June 18: Significantly restructured parts of the compiler. It now handles multiple output chunks and most of the names are a bit closer to what they're actually doing now. We're up to 25 basic tests, which all pass, but running the eng-spa ruleset gives some confusing failures.
June 19-21: Multipass parsing is inefficient - time to try LR. Unfortunately, Lttoolbox/match_exe.h won't really work for tracking multiple states, so some rewriting of it was necessary. The initial attempt relied far too heavily on std::map and std::set, resulting in runtimes around 10s (multipass was running around 3s for the test corpus as was chunker/interchunk).
Week 5
June 24: Started over on the match_exe rewrite, making it more like the original. This brought runtimes back down to 2.5s. Further optimization got down to 2.1-2.2s.
June 25: Unfortunately, the implementation of LR occasionally screws up if there's a shift-reduce conflict and the shift later turns out to be a dead end, so we're switching to GLR. The switch has had the interesting effect of breaking some but not all of the tests (previous changes have generally either broken either all the tests or just the one that deals with weights).

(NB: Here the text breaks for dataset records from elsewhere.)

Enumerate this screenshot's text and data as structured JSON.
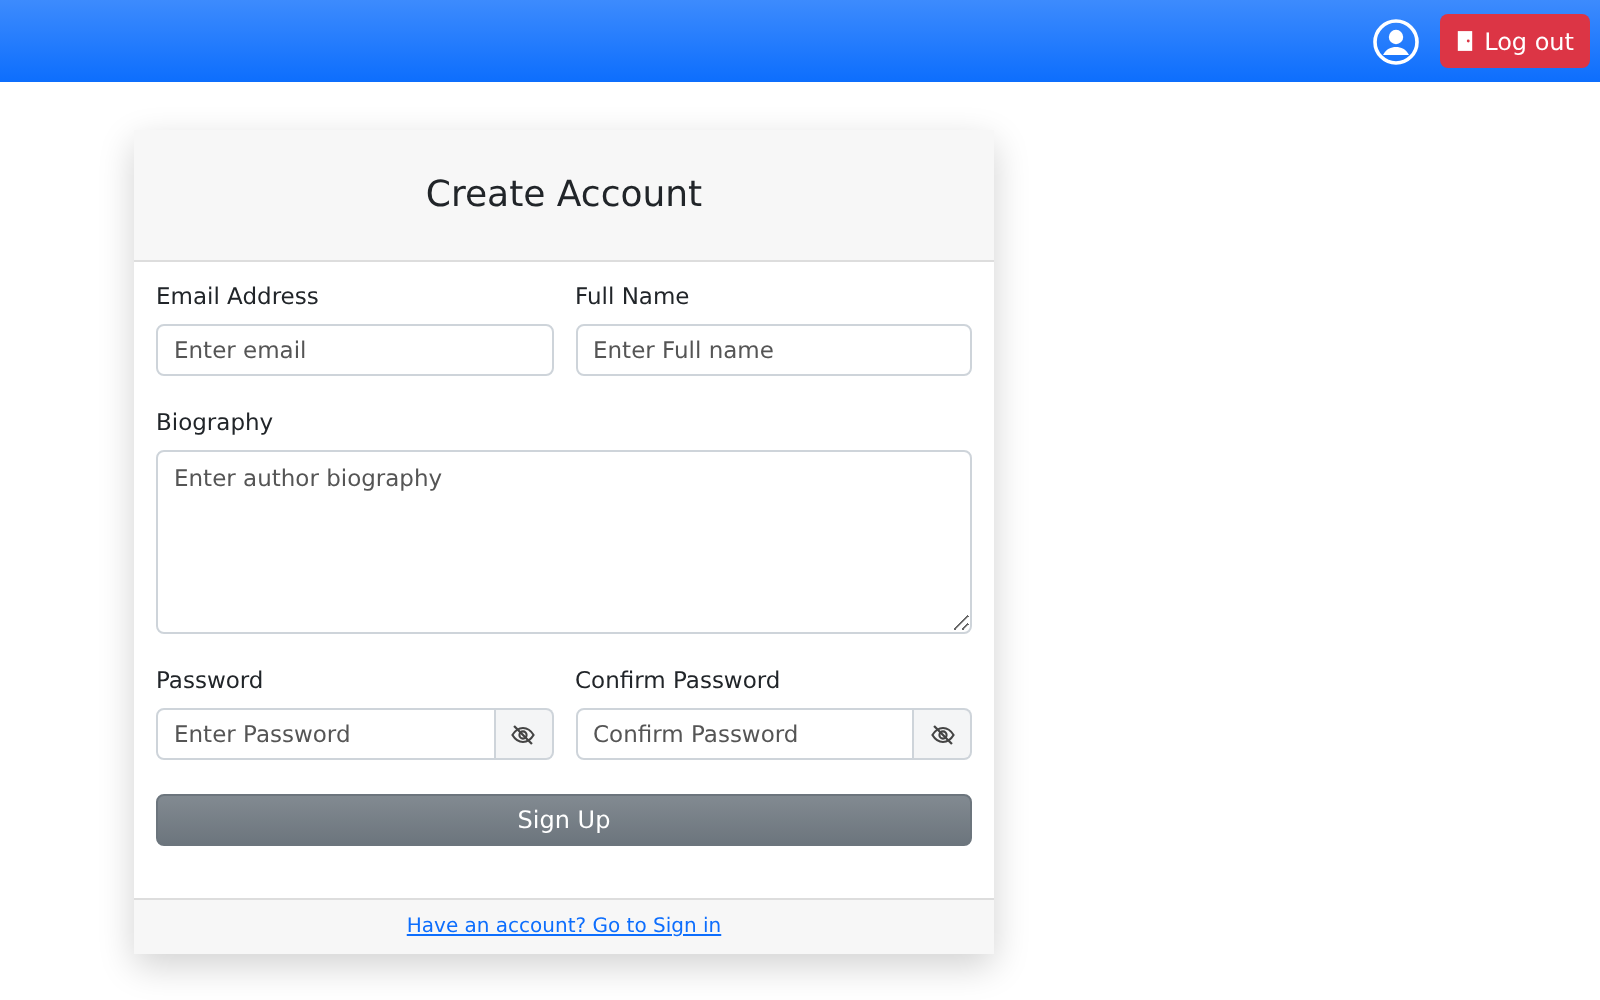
{
  "navbar": {
    "logout_button": "Log out"
  },
  "card": {
    "title": "Create Account",
    "rows": [
      {
        "fields": [
          {
            "label": "Email Address",
            "kind": "text",
            "placeholder": "Enter email"
          },
          {
            "label": "Full Name",
            "kind": "text",
            "placeholder": "Enter Full name"
          }
        ]
      },
      {
        "fields": [
          {
            "label": "Biography",
            "kind": "textarea",
            "placeholder": "Enter author biography"
          }
        ]
      },
      {
        "fields": [
          {
            "label": "Password",
            "kind": "password",
            "placeholder": "Enter Password"
          },
          {
            "label": "Confirm Password",
            "kind": "password",
            "placeholder": "Confirm Password"
          }
        ]
      }
    ],
    "submit_button": "Sign Up",
    "footer_link": "Have an account? Go to Sign in"
  }
}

June 26: Found the bug, wrote some documentation and a test, found some more bugs. Hopefully tomorrow we can find out whether the difference in output from multipass is just due to the nature of the rules (several were modified to account for how multipass worked).
June 27: Memory leaks. Also cleaning up the src/ directory.
June 28: Output-time rules and pool allocators.
Week 6
July 1: Tried a few optimizations that didn't help very much. Added docstrings to pretty much everything in the compiler header.
July 2: Implemented most of an XML compiler. Added LUCOUNT to the bytecode.
July 3: More compiler stuff.
July 5: Compiled eng-spa and started fixing variations with chunker/interchunk. Also fixed bugs that popped up due to rtx-comp being used by someone other than me.
Week 7
July 8: The XML compiler hit some roadblocks with rules that build literal chunks. The other compiler, meanwhile, now handles rewrite rules and output conditionals that refer to chunk tags.
July 9: Worked on filtering the parse forest which led to some nice speedups.
July 10: Thoroughly redid output conditionals.
July 11: Tag order + output conditionals = macros, I guess.
July 12: Started over on converting eng-spa rules and fixed a few bugs.
Week 8
July 15: Made a workaround for completed branches getting discarded, fixed some bugs, and merged the output binary files.
July 16: Assorted VM optimizations and added lookahead.